Don Lorenzo si scontrò anche con i cappellani militari. In di-fesa del diritto all’obiezione di coscienza, scrisse, infatti, che «l’obbedienza non è una virtù» perché, prima che alle legge dello Stato, è alla Parola di Dio e alla propria coscienza che si deve obbedire. Per questo finì in tribunale e, dopo un lungo e clamoroso processo, fu condannato. La sentenza, quasi uno scherzo del desti-no, giunse quando don Lorenzo Milani era già morto.
notes
La sua vita in breve
Lorenzo nasce a Firenze il 27 maggio 1923 da Albano Milani e Alice Weiss. Nel 1930 si trasferisce a Milano. Nel 1941 ottiene la maturità classica. Rifiutata l’Università, frequenta la Scuola di pittura di Hans J. Staude e l’Accademia di Brera. Nel 1943, dopo i bombardamenti su Milano, ritorna a Firenze dove entra in Seminario. Nel 1947 viene ordinato sacerdote e poi nominato cappellano a San Donato di Calenzano, da dove, nel 1954, viene mandato «in esilio» a Barbiana. Nel 1958 pubblica Esperienza pastorale. Il 28 ottobre 1967, tre mesi dopo la sua morte, il Tribunale di Roma lo condanna per avere sostenuto il diritto all’obiezione di coscienza. Le Edizioni Messaggero hanno, di recente, pubblicato Don Lorenzo Milani di Piero Lazzarin.
Notes
Hanno detto di lui...
«Ammiro l’estrema coerenza di don Lorenzo, più ansioso di affermare gli ideali evangelici che preoccupato di far compagnia ai conformismi clericali. Ha radicata in sé la parola di Gesù sul farsi prossimo, non genericamente, ma di coloro che incontri».

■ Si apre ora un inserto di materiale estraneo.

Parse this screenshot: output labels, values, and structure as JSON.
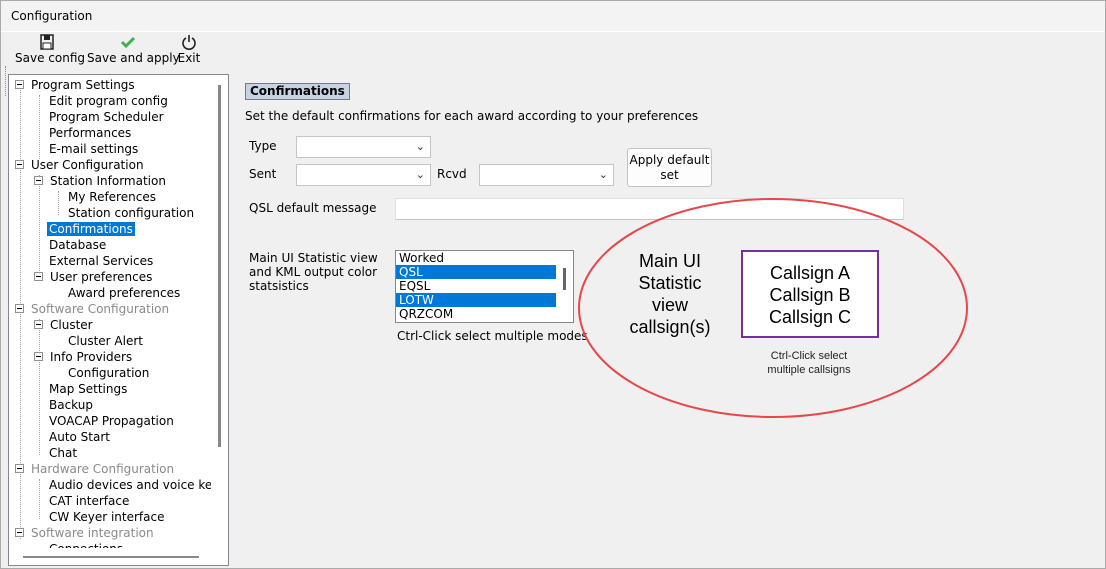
{
  "window": {
    "title": "Configuration"
  },
  "toolbar": {
    "save_config": "Save config",
    "save_apply": "Save and apply",
    "exit": "Exit",
    "icons": {
      "save": "floppy-disk-icon",
      "apply": "checkmark-icon",
      "exit": "power-icon"
    },
    "apply_color": "#3bb54a"
  },
  "tree": {
    "items": [
      {
        "label": "Program Settings"
      },
      {
        "label": "Edit program config"
      },
      {
        "label": "Program Scheduler"
      },
      {
        "label": "Performances"
      },
      {
        "label": "E-mail settings"
      },
      {
        "label": "User Configuration"
      },
      {
        "label": "Station Information"
      },
      {
        "label": "My References"
      },
      {
        "label": "Station configuration"
      },
      {
        "label": "Confirmations"
      },
      {
        "label": "Database"
      },
      {
        "label": "External Services"
      },
      {
        "label": "User preferences"
      },
      {
        "label": "Award preferences"
      },
      {
        "label": "Software Configuration"
      },
      {
        "label": "Cluster"
      },
      {
        "label": "Cluster Alert"
      },
      {
        "label": "Info Providers"
      },
      {
        "label": "Configuration"
      },
      {
        "label": "Map Settings"
      },
      {
        "label": "Backup"
      },
      {
        "label": "VOACAP Propagation"
      },
      {
        "label": "Auto Start"
      },
      {
        "label": "Chat"
      },
      {
        "label": "Hardware Configuration"
      },
      {
        "label": "Audio devices and voice keye"
      },
      {
        "label": "CAT interface"
      },
      {
        "label": "CW Keyer interface"
      },
      {
        "label": "Software integration"
      },
      {
        "label": "Connections"
      }
    ],
    "selected": "Confirmations"
  },
  "confirmations": {
    "title": "Confirmations",
    "description": "Set the default confirmations for each award according to your preferences",
    "type_label": "Type",
    "type_value": "",
    "sent_label": "Sent",
    "sent_value": "",
    "rcvd_label": "Rcvd",
    "rcvd_value": "",
    "apply_default_line1": "Apply default",
    "apply_default_line2": "set",
    "qsl_label": "QSL default message",
    "qsl_value": "",
    "stat_label_line1": "Main UI Statistic view",
    "stat_label_line2": "and KML output color",
    "stat_label_line3": "statsistics",
    "modes": [
      {
        "label": "Worked",
        "selected": false
      },
      {
        "label": "QSL",
        "selected": true
      },
      {
        "label": "EQSL",
        "selected": false
      },
      {
        "label": "LOTW",
        "selected": true
      },
      {
        "label": "QRZCOM",
        "selected": false
      }
    ],
    "modes_hint": "Ctrl-Click select multiple modes"
  },
  "annotation": {
    "main_line1": "Main UI",
    "main_line2": "Statistic",
    "main_line3": "view",
    "main_line4": "callsign(s)",
    "callsigns": [
      "Callsign A",
      "Callsign B",
      "Callsign C"
    ],
    "hint_line1": "Ctrl-Click select",
    "hint_line2": "multiple callsigns",
    "ellipse_color": "#e8474a",
    "box_color": "#7030a0"
  }
}
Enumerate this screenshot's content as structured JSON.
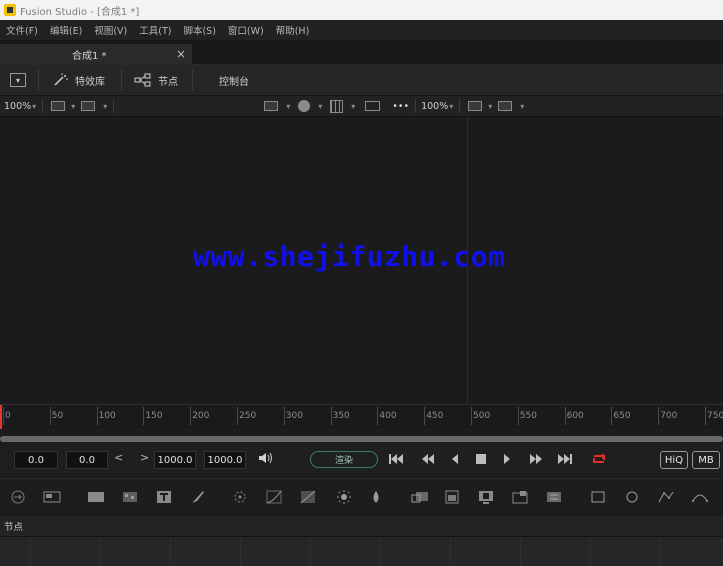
{
  "window": {
    "title": "Fusion Studio - [合成1 *]"
  },
  "menu": [
    "文件(F)",
    "编辑(E)",
    "视图(V)",
    "工具(T)",
    "脚本(S)",
    "窗口(W)",
    "帮助(H)"
  ],
  "tab": {
    "label": "合成1 *",
    "close": "×"
  },
  "toolbar": {
    "effects_label": "特效库",
    "nodes_label": "节点",
    "console_label": "控制台"
  },
  "viewer_bar": {
    "left_zoom": "100%",
    "right_zoom": "100%",
    "dots": "•••"
  },
  "watermark": "www.shejifuzhu.com",
  "ruler": {
    "ticks": [
      "0",
      "50",
      "100",
      "150",
      "200",
      "250",
      "300",
      "350",
      "400",
      "450",
      "500",
      "550",
      "600",
      "650",
      "700",
      "750"
    ]
  },
  "transport": {
    "field1": "0.0",
    "field2": "0.0",
    "prev": "<",
    "next": ">",
    "field3": "1000.0",
    "field4": "1000.0",
    "render_label": "渲染",
    "hiq": "HiQ",
    "mb": "MB",
    "loop_color": "#e0302a"
  },
  "nodes_panel": {
    "title": "节点"
  },
  "colors": {
    "accent_green": "#3a7e5b",
    "playhead": "#e23b2e",
    "watermark": "#1010ee"
  }
}
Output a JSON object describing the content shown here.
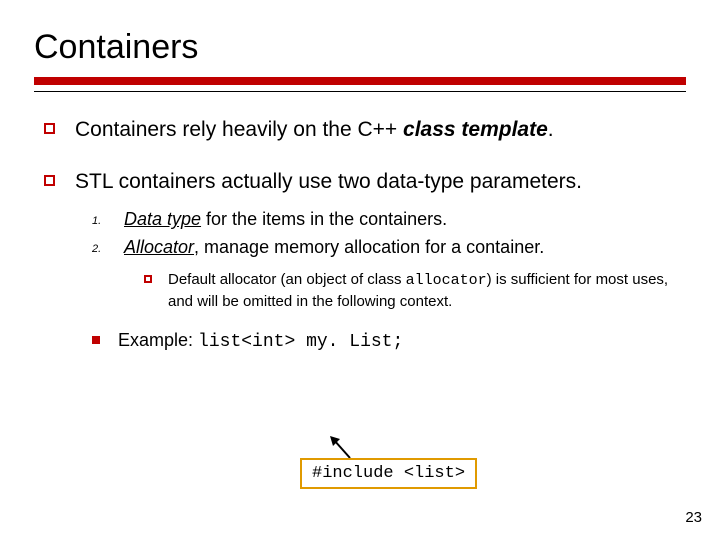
{
  "title": "Containers",
  "bullets": [
    {
      "plain1": "Containers rely heavily on the C++ ",
      "boldital": "class template",
      "plain2": "."
    },
    {
      "plain1": "STL containers actually use two data-type parameters."
    }
  ],
  "numbered": [
    {
      "num": "1.",
      "lead_ul": "Data type",
      "rest": " for the items in the containers."
    },
    {
      "num": "2.",
      "lead_ul": "Allocator",
      "rest": ", manage memory allocation for a container."
    }
  ],
  "subnote": {
    "p1": "Default allocator (an object of class ",
    "code": "allocator",
    "p2": ") is sufficient for most uses, and will be omitted in the following context."
  },
  "example": {
    "label": "Example: ",
    "code": "list<int> my. List;"
  },
  "callout": "#include <list>",
  "page_number": "23"
}
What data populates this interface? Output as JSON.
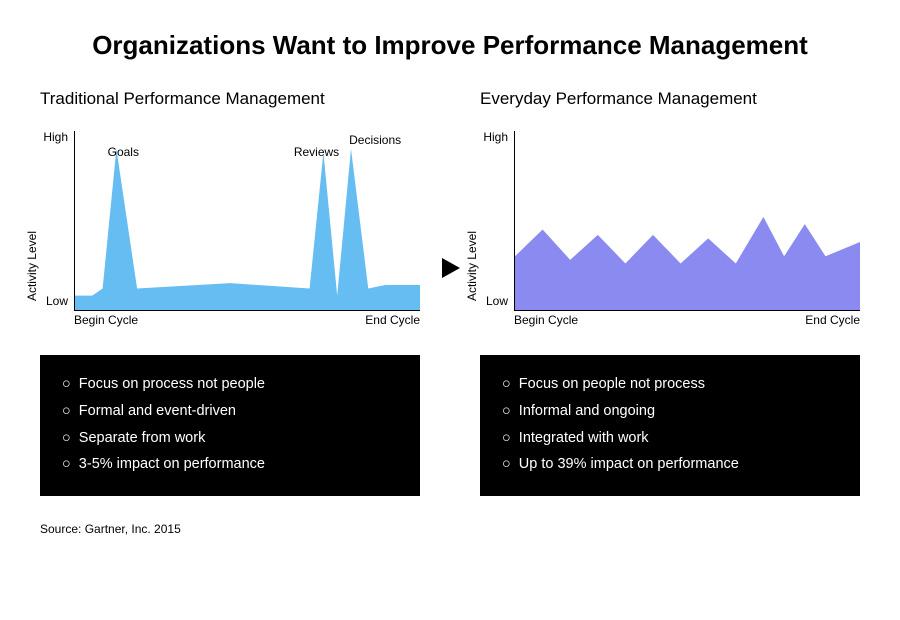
{
  "title": "Organizations Want to Improve Performance Management",
  "left": {
    "title": "Traditional Performance Management",
    "ylabel": "Activity Level",
    "yticks": {
      "high": "High",
      "low": "Low"
    },
    "xticks": {
      "begin": "Begin Cycle",
      "end": "End Cycle"
    },
    "peaks": {
      "goals": "Goals",
      "reviews": "Reviews",
      "decisions": "Decisions"
    },
    "bullets": [
      "Focus on process not people",
      "Formal and event-driven",
      "Separate from work",
      "3-5% impact on performance"
    ]
  },
  "right": {
    "title": "Everyday Performance Management",
    "ylabel": "Activity Level",
    "yticks": {
      "high": "High",
      "low": "Low"
    },
    "xticks": {
      "begin": "Begin Cycle",
      "end": "End Cycle"
    },
    "bullets": [
      "Focus on people not process",
      "Informal and ongoing",
      "Integrated with work",
      "Up to 39% impact on performance"
    ]
  },
  "source": "Source: Gartner, Inc. 2015",
  "colors": {
    "left_fill": "#66bdf1",
    "right_fill": "#8a8af0"
  },
  "chart_data": [
    {
      "type": "area",
      "title": "Traditional Performance Management",
      "xlabel": "",
      "ylabel": "Activity Level",
      "x_range": [
        "Begin Cycle",
        "End Cycle"
      ],
      "y_range": [
        "Low",
        "High"
      ],
      "x": [
        0,
        5,
        8,
        12,
        18,
        45,
        68,
        72,
        76,
        80,
        85,
        90,
        100
      ],
      "values": [
        8,
        8,
        12,
        90,
        12,
        15,
        12,
        88,
        8,
        90,
        12,
        14,
        14
      ],
      "annotations": [
        {
          "x": 12,
          "label": "Goals"
        },
        {
          "x": 72,
          "label": "Reviews"
        },
        {
          "x": 85,
          "label": "Decisions"
        }
      ]
    },
    {
      "type": "area",
      "title": "Everyday Performance Management",
      "xlabel": "",
      "ylabel": "Activity Level",
      "x_range": [
        "Begin Cycle",
        "End Cycle"
      ],
      "y_range": [
        "Low",
        "High"
      ],
      "x": [
        0,
        8,
        16,
        24,
        32,
        40,
        48,
        56,
        64,
        72,
        78,
        84,
        90,
        100
      ],
      "values": [
        30,
        45,
        28,
        42,
        26,
        42,
        26,
        40,
        26,
        52,
        30,
        48,
        30,
        38
      ]
    }
  ]
}
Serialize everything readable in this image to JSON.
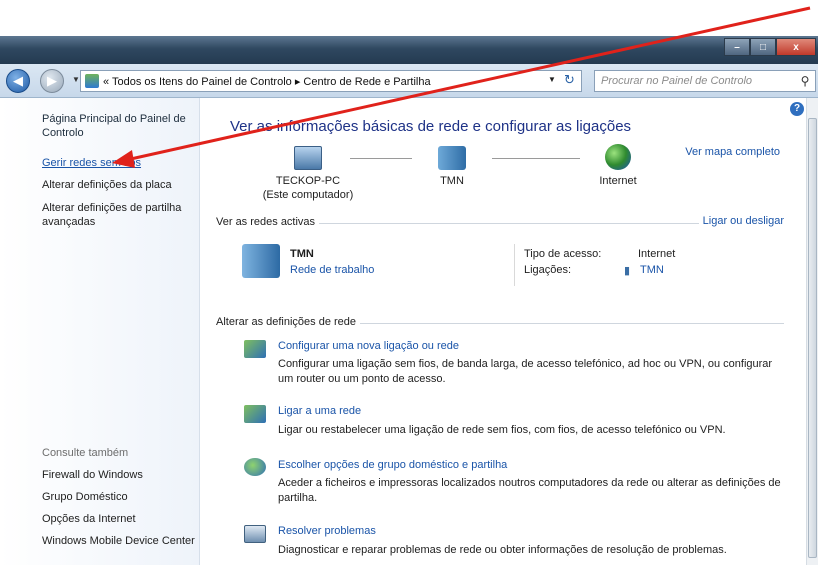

cardinale Silvano Piovanelli
«Un personaggio fraterno nel nostro universo: una figura disperata e consolatrice».
Pier Paolo Pasolini
«È inevitabile che un prete così rivoluzionario sia anche scomodo. Non siamo ancora abituati, come Chiesa, ad obbedire a Dio, alla Parola. Siamo, per tanti versi, idolatri. Non è entrato nel nostro stile di vita uno degli insegnamenti di don Milani. E cioè che non si può fare carità senza fare giustizia».
padre David Maria Turoldo
«Il suo modo di vivere la scuola è stato unico e irripetibile. Doppiamente proponibile è invece il suo rigore, il suo estremo rispetto per gli alunni, la sua laicità. Don Milani è stato l’educatore più laico che l’Italia abbia avuto, egli ha abbattuto tutti gli idoli della scuola italiana».
padre Nazareno Fabbretti
«Caro Michele, caro Francoccio, cari ragazzi, non è vero che non ho debiti verso di voi, l’ho scritto per dare forza al discorso! Ho voluto più bene a voi che a Dio, ma ho speranza che lui non stia attento a queste sottigliezze e abbia scritto tutto al suo conto».